Secondly, my amendment rejects the replacement exemption proposed in Senator Smith's bill. The replacement exemption is narrower than the existing exemption. The replacement exemption would only cover refusals to solemnise. The existing exemption covers anything done in direct compliance with the Marriage Act. This includes, for instance, a decision to solemnise a marriage on the condition that a longer notice of intention to marry is given. The replacement exemption would only cover ministers of religion, religious marriage celebrants and chaplains in the Defence Force. The existing exemption covers any person. This could include someone assisting a minister of religion, a religious marriage celebrant or a chaplain in the Defence Force. Senator Smith's bill clearly narrows the exemption from the Sex Discrimination Act. Such a winding back of protections was not in the question that was put to Australian voters. It is not what they voted for. In fact, voters were told there would be no winding back of protections, and whenever an extension of protections has been proposed in this debate it has been voted down on the grounds that this bill should not deal with matters beyond the Marriage Act. If you do not want the existing exemption from the Sex Discrimination Act to be wound back, you need to support my amendment. Currently, there is no other amendment that prevents this winding back of the existing exemption.

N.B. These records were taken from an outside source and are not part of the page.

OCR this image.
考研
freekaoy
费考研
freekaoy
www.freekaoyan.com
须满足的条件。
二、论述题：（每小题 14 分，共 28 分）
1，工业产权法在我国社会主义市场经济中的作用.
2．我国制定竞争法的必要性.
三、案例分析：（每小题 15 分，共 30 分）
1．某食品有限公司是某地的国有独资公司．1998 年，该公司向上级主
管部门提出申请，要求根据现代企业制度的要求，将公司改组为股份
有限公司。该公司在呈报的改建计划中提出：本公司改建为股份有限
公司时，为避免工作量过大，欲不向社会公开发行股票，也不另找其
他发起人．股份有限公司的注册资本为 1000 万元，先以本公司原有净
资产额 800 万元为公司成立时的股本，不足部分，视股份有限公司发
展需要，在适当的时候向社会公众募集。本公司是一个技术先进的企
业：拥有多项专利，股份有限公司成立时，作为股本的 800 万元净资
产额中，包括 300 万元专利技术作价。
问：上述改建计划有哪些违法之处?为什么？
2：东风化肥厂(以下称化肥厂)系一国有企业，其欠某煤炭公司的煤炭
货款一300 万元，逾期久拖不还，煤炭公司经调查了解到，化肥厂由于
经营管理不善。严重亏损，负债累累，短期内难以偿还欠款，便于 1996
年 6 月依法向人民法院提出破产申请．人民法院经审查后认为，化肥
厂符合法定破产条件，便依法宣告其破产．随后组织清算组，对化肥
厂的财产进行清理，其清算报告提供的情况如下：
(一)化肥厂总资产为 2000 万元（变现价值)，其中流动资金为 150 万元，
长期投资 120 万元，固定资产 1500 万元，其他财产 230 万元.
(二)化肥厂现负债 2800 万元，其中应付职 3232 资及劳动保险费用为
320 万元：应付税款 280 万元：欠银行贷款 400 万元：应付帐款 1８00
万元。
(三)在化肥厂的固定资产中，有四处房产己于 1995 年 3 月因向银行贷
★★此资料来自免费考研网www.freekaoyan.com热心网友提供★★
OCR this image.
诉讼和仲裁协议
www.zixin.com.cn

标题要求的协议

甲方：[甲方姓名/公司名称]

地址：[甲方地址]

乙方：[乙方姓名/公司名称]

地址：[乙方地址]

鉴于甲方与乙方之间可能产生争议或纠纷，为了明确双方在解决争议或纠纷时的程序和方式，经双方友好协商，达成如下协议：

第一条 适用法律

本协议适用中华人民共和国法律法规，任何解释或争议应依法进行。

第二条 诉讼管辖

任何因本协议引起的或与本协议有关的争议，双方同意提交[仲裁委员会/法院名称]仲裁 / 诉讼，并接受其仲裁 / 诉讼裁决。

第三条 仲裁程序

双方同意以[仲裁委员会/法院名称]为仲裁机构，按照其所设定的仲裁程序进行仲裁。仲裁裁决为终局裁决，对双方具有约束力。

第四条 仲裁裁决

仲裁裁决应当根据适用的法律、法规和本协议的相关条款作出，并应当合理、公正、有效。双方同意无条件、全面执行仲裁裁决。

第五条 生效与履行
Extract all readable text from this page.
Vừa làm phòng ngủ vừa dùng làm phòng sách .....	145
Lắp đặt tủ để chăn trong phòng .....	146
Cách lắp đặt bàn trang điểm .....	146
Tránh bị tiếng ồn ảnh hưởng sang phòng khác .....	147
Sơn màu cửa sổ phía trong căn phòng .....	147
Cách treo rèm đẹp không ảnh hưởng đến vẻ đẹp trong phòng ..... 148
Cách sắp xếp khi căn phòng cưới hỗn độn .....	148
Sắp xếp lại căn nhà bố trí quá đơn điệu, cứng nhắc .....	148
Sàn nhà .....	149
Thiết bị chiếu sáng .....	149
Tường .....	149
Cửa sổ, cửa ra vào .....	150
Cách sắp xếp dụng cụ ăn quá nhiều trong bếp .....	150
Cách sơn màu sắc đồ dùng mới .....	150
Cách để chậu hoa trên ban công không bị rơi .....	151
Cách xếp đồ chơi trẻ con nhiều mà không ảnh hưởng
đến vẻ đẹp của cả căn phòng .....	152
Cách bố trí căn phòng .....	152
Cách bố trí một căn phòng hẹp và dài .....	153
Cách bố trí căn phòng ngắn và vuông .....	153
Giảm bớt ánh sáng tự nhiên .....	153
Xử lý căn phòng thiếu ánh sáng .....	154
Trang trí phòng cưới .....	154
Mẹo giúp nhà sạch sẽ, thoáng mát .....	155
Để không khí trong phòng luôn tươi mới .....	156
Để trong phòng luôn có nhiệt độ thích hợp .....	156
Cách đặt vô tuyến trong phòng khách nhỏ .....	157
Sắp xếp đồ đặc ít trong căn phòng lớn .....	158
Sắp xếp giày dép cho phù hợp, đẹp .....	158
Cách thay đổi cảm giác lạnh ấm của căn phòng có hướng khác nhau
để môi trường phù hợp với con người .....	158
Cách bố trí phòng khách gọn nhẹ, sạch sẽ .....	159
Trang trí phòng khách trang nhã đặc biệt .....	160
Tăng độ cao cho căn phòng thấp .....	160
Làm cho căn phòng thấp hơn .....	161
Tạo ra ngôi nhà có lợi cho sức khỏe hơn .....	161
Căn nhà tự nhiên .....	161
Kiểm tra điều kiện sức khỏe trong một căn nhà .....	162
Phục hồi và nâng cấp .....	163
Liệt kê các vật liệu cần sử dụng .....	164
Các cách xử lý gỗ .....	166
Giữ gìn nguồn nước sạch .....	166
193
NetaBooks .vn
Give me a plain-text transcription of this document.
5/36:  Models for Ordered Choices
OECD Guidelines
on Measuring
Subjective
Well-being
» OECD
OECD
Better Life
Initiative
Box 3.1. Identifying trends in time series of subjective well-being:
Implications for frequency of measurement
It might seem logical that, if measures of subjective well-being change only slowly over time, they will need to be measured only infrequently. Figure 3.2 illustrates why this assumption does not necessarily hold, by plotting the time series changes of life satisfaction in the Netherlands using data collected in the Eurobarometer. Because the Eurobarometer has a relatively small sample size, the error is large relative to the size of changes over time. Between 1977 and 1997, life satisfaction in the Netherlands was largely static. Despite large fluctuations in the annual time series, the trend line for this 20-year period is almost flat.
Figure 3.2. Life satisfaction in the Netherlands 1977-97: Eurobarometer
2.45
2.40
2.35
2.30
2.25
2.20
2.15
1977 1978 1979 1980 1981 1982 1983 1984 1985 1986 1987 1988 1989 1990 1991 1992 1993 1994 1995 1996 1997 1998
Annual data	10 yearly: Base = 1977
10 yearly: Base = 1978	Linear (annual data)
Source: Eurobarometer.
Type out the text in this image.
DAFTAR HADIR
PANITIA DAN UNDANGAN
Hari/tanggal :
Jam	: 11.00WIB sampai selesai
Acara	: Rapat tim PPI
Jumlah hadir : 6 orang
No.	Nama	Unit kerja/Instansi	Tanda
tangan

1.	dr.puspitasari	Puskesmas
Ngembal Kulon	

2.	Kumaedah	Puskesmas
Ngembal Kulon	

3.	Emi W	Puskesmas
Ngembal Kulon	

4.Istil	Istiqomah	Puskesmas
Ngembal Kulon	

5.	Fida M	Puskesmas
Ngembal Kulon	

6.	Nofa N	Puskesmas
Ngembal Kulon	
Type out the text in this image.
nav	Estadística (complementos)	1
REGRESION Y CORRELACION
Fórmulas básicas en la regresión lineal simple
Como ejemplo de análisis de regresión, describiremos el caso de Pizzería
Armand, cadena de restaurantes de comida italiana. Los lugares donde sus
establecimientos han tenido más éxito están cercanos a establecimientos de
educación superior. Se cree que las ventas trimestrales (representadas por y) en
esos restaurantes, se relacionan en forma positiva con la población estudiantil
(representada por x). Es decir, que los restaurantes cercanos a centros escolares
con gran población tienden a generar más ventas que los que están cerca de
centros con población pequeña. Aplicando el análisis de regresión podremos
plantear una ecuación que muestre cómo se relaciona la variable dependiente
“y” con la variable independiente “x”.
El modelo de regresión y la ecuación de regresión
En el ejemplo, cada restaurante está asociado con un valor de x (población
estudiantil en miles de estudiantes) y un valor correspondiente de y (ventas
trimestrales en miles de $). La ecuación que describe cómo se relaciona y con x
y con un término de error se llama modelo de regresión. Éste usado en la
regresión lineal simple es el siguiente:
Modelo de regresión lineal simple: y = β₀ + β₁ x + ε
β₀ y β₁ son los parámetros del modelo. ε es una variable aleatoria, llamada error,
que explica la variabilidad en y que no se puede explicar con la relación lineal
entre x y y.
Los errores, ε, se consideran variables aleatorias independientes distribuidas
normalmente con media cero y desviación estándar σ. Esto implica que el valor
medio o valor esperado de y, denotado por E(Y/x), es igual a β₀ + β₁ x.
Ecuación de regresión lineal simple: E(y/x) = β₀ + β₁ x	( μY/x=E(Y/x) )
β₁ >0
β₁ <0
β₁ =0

However, at the outset I mentioned that my amendment does three things. The third thing it does is insert a new, broad exemption from the Sex Discrimination Act that would cover the same things as the existing exemption but go well beyond that. The new exemption would cover discrimination by any person in the course of providing or offering to provide goods, services or facilities for or in connection with a marriage. This covers a wedding as well as events celebrating an engagement or anniversary. This new exemption does not cover section 26 of the Sex Discrimination Act. Section 26 states that:

It is unlawful for a person who performs any function … under a Commonwealth law or for the purposes of a Commonwealth program … to discriminate … on the ground of … sex, sexual orientation, gender identity, intersex status, marital or relationship status, pregnancy or potential pregnancy, or breastfeeding …

As such, my amendment allows people to discriminate in the private sphere but does not allow discrimination by the government which represents us all. I do not argue that there are a significant number of bakers or florists who are inclined to refuse to service a same-sex marriage—indeed, I do not know if there are any—but it is not the role of the government to dictate to such people who they must do business with. I note also that refusing to service a same-sex marriage would be an odd business decision and may well prompt other consumers to boycott that business, which they're free to do.

My amendment may be more relevant to people whose line of work exclusively relates to marriages, such as wedding planners. It could be that people will want to specialise in servicing same-sex marriages. It could even be that the number of people wanting to specialise in servicing same-sex marriages could exceed the number of people wanting to specialise in servicing straight marriages. My amendment does not trample on state rights. If people see issues with state discrimination law, the appropriate forum to address this is the relevant state's parliament. My amendment does not allow discrimination by the Commonwealth. Government represents us all, and the job of public servants is to serve everyone. My amendment allows, in a limited way, individuals to discriminate in the private sphere. This will assist people specialising in servicing same-sex marriages as much as it will assist opponents of same-sex marriage. My amendment is modest, and I commend it to the Senate.

The CHAIR: I remind senators, once again, that advisers are not to be on the floor of the Senate.